In https://reviews.llvm.org/D28934#651355, @dberlin wrote:
> In https://reviews.llvm.org/D28934#651323, @sanjoy wrote:
> > I've never really heard people complain about our current `SSAUpdater` (about it being too slow or difficult to use) -- well except in this review :). Is there a specific problem you're trying to address with this?
> FWIW: It's been a source of sorrow before.
> People kind of randomly try to figure out what order to call things in, because it's not clear what the terminology it uses means, nor is it clear what the right sequence necessarily is to get the right result.
> As for speed, we wrote an entire separate linear time phi placement pass (see promotememtoreg, and more particularly, idfcalculator) just because the current SSAUpdater was too slow and not easily understandable.
> It's also used for ADCE and MemorySSA.
> This particular patch came about because i needed an SSAUpdater workalike for MemorySSA updating, and i figured, what the heck, might as well see if anyone wants me to replace the existing one while i'm at it.
> I started with the above, and then modified it for what i needed.
> If you stare at this vs the paper vs the existing SSAUpdater, you can clearly see the paper (and this impl) is a slightly more refined version of the renaming algorithm, with a completely different phi insertion scheme shoved on top.
> (i'm not sure if they both share some common lineage, because otherwise, that's ... yeah)
> Our current SSAUpdater tries to iteratively compute dominators, dominance frontiers, and then phi placement for those. It's actually N^3 in the number of variables, and in some cases, badly so.
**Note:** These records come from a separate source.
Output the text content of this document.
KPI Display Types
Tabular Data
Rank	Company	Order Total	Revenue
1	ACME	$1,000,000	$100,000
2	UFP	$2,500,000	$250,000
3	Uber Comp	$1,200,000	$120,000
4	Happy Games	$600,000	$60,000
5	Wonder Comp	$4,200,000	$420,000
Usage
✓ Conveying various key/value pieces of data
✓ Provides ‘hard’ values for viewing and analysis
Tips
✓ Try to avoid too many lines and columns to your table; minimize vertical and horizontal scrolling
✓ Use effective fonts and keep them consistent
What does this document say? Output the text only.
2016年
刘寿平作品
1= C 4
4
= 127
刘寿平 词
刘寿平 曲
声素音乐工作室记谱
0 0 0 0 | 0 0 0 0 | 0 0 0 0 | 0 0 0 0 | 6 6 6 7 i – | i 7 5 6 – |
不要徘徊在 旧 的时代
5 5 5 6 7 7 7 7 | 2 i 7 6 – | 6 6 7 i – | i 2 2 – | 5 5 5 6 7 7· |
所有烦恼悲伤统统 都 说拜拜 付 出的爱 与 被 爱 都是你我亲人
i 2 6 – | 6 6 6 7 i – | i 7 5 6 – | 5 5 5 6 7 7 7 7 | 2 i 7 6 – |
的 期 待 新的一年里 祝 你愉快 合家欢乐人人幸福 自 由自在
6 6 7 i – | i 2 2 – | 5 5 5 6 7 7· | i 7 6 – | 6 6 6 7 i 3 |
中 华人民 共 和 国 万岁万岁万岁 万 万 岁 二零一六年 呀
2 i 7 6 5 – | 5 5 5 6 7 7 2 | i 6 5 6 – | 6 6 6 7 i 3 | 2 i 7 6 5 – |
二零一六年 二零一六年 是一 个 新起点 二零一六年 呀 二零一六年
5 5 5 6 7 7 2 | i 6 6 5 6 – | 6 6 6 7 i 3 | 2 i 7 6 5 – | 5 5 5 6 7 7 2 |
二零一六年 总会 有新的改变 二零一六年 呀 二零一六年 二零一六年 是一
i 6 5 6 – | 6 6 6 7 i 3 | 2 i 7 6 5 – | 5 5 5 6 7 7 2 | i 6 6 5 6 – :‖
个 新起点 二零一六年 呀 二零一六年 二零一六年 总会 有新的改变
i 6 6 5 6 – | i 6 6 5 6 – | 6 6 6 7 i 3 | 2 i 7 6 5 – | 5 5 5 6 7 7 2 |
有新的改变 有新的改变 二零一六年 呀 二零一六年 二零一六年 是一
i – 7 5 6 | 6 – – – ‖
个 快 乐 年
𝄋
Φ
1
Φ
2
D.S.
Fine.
I don't have any strong comments on the API (yet), I would like to try myself porting a pass as an experiment and see how that feels. I personally think removing the dependency on dom info is already a win per-se, and the code is definitely much smaller/easier to understand than what we currently have (I don't think it will grow enormously if we include SCC, but I may be wrong).
To sum up, I would like to see this going foward.